Using the above technique, replication of DNA could be easily followed by J. Cairns and the results were reported in 1963. During incorporation of tritiated thymidine, autoradiographs could be prepared at regular known intervals. Autoradiographs from this replicating material prepared at regular known intervals demonstrated semi-conservative mode of replication. Lighter density of dots is considered to indicate that only one of the two strands is labelled, while a heavier density of dots will indicate that both strands are labelled. Such a situation was actually observed. The rate at which the replication proceeds could also be worked out by measuring the length of DNA undergoing replication in a known interval of time. The generation time was worked out by Cairns as 30 minutes in E. coli. The length of the chromosome was worked out to about 1 mm. The rate of replication thus would be approximately 30μ - 40μ per minute (1 mm = 1000μ). Figure 26.3 indicates that after replication, one of the two strands in the daughter DNA molecules is derived from the parent molecule and the other is synthesized afresh. In θ shaped figure, which is obtained in the second cycle of replication in presence of label, two arcs in the split region would never be equally labelled.
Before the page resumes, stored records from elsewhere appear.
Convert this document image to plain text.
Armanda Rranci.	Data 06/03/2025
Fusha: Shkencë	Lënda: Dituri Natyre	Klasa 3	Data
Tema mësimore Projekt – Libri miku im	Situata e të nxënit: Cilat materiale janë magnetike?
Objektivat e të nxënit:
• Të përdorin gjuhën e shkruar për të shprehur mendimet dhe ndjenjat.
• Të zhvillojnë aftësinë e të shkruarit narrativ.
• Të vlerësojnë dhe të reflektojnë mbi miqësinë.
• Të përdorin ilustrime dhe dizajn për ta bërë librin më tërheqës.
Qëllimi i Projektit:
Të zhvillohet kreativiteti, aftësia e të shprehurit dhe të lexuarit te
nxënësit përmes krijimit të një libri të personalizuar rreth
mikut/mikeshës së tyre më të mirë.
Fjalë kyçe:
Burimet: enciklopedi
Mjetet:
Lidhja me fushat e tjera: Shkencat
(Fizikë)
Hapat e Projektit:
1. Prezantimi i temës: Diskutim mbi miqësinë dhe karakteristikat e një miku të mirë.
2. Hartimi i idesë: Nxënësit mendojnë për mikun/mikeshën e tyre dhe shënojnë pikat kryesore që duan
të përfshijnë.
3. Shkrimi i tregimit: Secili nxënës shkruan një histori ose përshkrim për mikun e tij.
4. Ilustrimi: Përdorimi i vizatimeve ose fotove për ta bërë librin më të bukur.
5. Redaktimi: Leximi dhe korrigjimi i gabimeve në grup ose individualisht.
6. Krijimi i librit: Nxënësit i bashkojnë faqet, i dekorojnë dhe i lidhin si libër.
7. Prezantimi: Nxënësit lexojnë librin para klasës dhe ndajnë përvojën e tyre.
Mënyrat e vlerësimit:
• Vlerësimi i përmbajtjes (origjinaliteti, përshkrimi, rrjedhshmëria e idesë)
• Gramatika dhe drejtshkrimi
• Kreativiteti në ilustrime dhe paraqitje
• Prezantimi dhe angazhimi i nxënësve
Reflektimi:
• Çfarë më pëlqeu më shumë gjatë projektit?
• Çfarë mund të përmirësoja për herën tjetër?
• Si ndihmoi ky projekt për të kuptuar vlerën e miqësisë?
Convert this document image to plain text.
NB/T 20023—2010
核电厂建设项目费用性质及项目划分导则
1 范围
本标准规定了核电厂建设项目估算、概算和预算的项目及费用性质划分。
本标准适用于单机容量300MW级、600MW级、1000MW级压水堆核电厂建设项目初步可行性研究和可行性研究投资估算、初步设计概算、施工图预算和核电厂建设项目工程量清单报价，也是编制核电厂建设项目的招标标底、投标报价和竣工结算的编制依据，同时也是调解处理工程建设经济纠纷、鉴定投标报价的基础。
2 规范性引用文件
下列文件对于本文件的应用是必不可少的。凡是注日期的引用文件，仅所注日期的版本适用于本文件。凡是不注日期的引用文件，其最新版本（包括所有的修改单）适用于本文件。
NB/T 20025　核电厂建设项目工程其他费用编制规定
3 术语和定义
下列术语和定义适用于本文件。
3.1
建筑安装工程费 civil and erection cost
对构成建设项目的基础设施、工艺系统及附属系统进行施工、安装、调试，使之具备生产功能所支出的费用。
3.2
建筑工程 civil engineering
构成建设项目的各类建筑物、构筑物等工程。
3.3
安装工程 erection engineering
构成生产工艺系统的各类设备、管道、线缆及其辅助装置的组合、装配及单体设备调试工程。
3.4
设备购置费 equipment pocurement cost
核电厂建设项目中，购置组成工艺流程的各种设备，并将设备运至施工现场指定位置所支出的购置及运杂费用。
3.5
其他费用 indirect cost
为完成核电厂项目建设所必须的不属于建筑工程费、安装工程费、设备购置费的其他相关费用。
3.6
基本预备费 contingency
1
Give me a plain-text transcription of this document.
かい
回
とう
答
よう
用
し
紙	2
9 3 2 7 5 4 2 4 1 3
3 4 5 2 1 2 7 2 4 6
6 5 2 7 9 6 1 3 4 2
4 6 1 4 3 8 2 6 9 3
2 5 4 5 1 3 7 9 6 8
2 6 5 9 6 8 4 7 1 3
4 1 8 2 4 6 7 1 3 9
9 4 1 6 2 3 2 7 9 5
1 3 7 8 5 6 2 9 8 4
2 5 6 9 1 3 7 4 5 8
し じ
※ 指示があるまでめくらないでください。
For instance, one arc would be twice as heavily labelled as the other arc. This is what was actually observed by Cairns. The observations thus clearly supported the semi-conservative nature of replication.

Fig. 26.3. Cairns' autoradiography experiment, showing (A) an autoradiograph and (B) its interpretation in terms of DNA.

In the above set of two experiments, it was demonstrated that DNA replicates in a semi-conservative manner. Subsequent experiments of different kinds proved the validity of this mechanism.